Like clockwork, the onset of spring and the summer raises concerns about Lyme Disease. Chadi El Saleeby, MD, a Pediatric Infectious Disease specialist at MassGeneral Hospital for Children (MGHfC) says that prevention and early diagnosis and treatment are the best ways to successfully prevent Lyme Disease from becoming a major health concern.
Lyme Disease is caused by a bacteria called Borrelia burgdorferi, which are carried by tick vectors belonging to the genus Ixodes. In the United States, this tick is common in wooded areas of southern New England, the forests of the Pacific coast and the upper Midwestern states. In some of these areas, up to 20% of all deer ticks may carry the B. burgdorferi bacteria. During the spring and summer months, when there is an increase in outdoor or recreational activities, ticks attach themselves to human skin and feed on human blood transferring the B. burgdorferi bacteria to that person.
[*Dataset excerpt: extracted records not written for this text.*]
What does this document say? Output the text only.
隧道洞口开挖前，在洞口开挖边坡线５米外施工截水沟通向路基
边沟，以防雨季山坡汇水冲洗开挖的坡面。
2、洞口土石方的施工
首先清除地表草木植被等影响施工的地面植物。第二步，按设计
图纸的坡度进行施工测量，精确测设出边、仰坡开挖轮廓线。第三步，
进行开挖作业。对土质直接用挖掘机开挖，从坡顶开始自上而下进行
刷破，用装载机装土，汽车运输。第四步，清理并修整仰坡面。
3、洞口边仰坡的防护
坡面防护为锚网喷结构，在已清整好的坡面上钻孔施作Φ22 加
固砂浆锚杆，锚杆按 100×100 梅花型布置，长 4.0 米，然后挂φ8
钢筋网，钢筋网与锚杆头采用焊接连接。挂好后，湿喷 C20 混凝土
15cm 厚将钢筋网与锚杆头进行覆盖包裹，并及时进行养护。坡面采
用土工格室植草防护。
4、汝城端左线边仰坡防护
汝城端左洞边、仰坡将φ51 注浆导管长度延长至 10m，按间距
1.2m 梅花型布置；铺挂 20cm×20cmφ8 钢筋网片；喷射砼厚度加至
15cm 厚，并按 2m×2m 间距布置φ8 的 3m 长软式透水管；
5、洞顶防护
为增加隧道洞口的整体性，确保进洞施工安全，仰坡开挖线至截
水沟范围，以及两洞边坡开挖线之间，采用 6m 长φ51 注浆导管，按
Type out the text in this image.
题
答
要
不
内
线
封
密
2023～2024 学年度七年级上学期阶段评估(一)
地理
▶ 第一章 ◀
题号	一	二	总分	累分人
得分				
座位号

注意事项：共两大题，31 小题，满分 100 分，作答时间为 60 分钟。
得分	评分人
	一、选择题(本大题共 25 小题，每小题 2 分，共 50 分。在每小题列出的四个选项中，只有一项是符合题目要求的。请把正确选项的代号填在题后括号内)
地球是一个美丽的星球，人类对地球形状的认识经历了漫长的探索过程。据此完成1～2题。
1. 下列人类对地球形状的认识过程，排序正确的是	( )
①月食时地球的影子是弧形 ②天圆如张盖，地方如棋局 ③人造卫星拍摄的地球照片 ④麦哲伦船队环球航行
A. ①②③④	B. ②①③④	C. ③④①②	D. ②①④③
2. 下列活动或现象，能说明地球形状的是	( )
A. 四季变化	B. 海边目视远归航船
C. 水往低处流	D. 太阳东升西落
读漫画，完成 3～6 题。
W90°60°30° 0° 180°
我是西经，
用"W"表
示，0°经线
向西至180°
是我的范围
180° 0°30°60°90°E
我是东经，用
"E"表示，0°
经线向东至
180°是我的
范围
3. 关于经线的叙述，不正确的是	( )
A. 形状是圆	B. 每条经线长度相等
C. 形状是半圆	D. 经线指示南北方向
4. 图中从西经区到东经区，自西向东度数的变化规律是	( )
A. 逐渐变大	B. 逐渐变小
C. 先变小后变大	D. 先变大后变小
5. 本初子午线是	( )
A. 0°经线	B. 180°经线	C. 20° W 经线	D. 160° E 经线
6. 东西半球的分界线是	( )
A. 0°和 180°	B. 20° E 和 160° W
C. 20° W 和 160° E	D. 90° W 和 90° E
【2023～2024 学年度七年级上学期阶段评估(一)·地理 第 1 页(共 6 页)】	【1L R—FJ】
“Preventing a deer tick bite in the first place is the best way to avoid contracting the disease,” says El Saleeby. “Wearing longer sleeves and avoiding heavily wooded areas will help prevent ticks from attaching themselves to your body. If that is not possible, use tick repellants as recommended by the product manufacturer.”
Ticks prefer parts of the body that are difficult to visually inspect such as the nape of the neck, behind the earlobes, under the armpits, on the scalp, around the genital areas, under the breasts of adult women and under skin folds for overweight individuals. The infection however does not start immediately but only if the infecting tick stays attached to the human host for 48-72 hours or more.
El Saleeby says that if you have been outside, inspecting yourself and others, especially children, for ticks is very important. “It is very hard to self inspect for ticks because they usually hide in spots not readily visible to us,” says El Saleeby. “It is best to find someone else to help you with the inspection. Parents should inspect their children regularly during the warmer months specifically after a day outside. If a tick is found during inspection, use a pair of tweezers to hold the tick as close to the skin as possible and extract the tick gently away from the skin. If this is done within the first 24 to 48 hours of the bite and the tick is not engorged with blood, no resulting infection will take place. However, you should always consult your physician to be on the safe side if you find a tick during an inspection. In some select situations, your physician might elect to give your child one dose of antibiotic therapy for prophylaxis against infection”
If infection does take place, then the disease progresses in stages. The first stage, called the early localized disease stage, usually manifests itself in the form of a target-shaped rash, a red circle with a clear center, at the site of the tick bite. The type and size of rash can however vary and it can appear as early as a few days after the tick bite or up to a week or longer at times. Fevers, fatigue and general malaise can sometimes accompany the appearance of the rash.
“Most patients infected with Lyme will come in with early localized disease,” says El Saleeby. “The treatments that are available to treat this stage will generally prevent the disease from progressing any further.”
If the early localized rash goes unnoticed and the disease progresses further, the next stage, known as the early disseminated disease, may present itself several weeks after an infective tick bite. The disease-causing bacteria spread throughout the body and can affect multiple areas of the skin, the cranial nerves, the meninges of the brain, and can cause conjunctivitis in the eyes or carditis or inflammation of the heart. The last stage of the disease, called late Lyme Disease, sometimes comes years after the initial tick bite, causing further neurological problems and inflamed, swollen and painful joints, known as Lyme arthritis. For any stage of the illness, El Saleeby recommends immediate contact with your physician to devise an appropriate stage-specific and symptom-specific treatment plan.